There are no studies of the long-term effects of synthetic cannabinoids. Smoking synthetic cannabinoids typically involves inhalation of burned, unidentified plant material along with the synthetic cannabinoid, which may have adverse effects on the pulmonary system, so some sources recommend vaporization instead of smoking as a delivery method. Additionally, JWH-018 may be a carcinogen. Anecdotal data indicate the development of tolerance and a withdrawal syndrome with chronic use (Weaver et al., 2015).
These observations have garnered the attention of public health and legislative officials, and even moved the U.S. Drug Enforcement Administration (DEA) to use its emergency powers to categorize JWH-018 and four other synthetic cannabinoids as Schedule I substances for at least one year because “. . . they impose imminent hazard to public safety” (Brents et al., 2011). These compounds became permanent Schedule I substances on July 9, 2012, via passage of the Synthetic Drug Abuse Prevention Act of 2012 (DEA, 2013).
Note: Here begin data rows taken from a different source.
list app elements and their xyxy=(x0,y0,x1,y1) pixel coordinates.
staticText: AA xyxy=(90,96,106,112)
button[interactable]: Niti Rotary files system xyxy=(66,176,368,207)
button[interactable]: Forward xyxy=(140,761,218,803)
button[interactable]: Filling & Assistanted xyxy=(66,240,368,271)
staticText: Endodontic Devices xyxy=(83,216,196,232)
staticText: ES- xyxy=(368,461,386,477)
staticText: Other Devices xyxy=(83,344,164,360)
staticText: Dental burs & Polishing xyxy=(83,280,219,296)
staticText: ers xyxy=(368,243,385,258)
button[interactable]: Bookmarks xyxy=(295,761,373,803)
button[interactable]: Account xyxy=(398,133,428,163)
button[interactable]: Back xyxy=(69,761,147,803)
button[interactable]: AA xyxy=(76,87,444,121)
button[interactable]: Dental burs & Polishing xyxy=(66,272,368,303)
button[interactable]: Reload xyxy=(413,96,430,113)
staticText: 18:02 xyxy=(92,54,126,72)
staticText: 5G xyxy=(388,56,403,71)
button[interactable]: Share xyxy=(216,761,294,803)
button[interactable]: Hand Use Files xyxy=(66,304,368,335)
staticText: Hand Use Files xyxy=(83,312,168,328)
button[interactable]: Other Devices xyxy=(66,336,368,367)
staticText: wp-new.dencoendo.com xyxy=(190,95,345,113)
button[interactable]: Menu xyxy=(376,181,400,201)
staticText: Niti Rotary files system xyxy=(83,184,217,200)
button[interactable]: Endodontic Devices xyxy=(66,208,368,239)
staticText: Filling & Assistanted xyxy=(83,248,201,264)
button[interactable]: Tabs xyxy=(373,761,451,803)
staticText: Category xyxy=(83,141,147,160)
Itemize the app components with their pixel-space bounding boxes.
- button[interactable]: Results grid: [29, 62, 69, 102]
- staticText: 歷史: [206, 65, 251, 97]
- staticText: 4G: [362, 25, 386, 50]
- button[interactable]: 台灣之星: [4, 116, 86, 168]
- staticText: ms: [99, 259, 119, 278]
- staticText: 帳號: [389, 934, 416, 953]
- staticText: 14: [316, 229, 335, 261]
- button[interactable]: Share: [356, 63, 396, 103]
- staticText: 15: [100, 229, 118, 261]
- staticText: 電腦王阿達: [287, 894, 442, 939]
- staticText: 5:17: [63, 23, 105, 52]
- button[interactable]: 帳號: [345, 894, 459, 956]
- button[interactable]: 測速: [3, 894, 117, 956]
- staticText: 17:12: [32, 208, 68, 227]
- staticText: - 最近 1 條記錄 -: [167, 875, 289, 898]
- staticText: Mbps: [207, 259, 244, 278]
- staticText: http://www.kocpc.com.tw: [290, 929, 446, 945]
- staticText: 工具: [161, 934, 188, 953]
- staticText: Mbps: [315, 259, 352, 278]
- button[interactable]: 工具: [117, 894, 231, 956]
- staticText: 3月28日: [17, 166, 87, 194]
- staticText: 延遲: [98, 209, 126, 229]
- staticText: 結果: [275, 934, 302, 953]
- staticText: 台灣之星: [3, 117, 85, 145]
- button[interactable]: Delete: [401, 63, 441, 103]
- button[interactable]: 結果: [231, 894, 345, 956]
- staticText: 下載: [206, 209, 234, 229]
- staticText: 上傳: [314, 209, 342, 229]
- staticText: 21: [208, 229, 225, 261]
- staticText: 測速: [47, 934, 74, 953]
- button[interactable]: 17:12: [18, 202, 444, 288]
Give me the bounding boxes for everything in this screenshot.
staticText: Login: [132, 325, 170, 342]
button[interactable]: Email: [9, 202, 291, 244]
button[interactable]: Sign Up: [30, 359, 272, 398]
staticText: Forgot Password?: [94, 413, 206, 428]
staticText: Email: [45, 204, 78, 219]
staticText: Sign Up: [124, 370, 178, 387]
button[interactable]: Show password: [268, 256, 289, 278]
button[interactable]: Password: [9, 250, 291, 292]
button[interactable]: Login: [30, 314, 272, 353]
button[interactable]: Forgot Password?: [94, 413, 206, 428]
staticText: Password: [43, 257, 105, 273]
Regardless of proactive legislative movements, synthetic cannabinoids are still legal and available in most countries throughout the world. Clearly, the rapidly increased use of synthetic cannabinoids among youth, their current inability to be detected by standard drug urine tests, and the constant introduction of new structurally similar products of unknown content pose a significant risk to public health. The pharmacologic and toxicologic profiles of these products are virtually unknown, as are the mechanisms underlying the many adverse effects associated with the use of synthetic cannabinoids (Brents et al., 2011).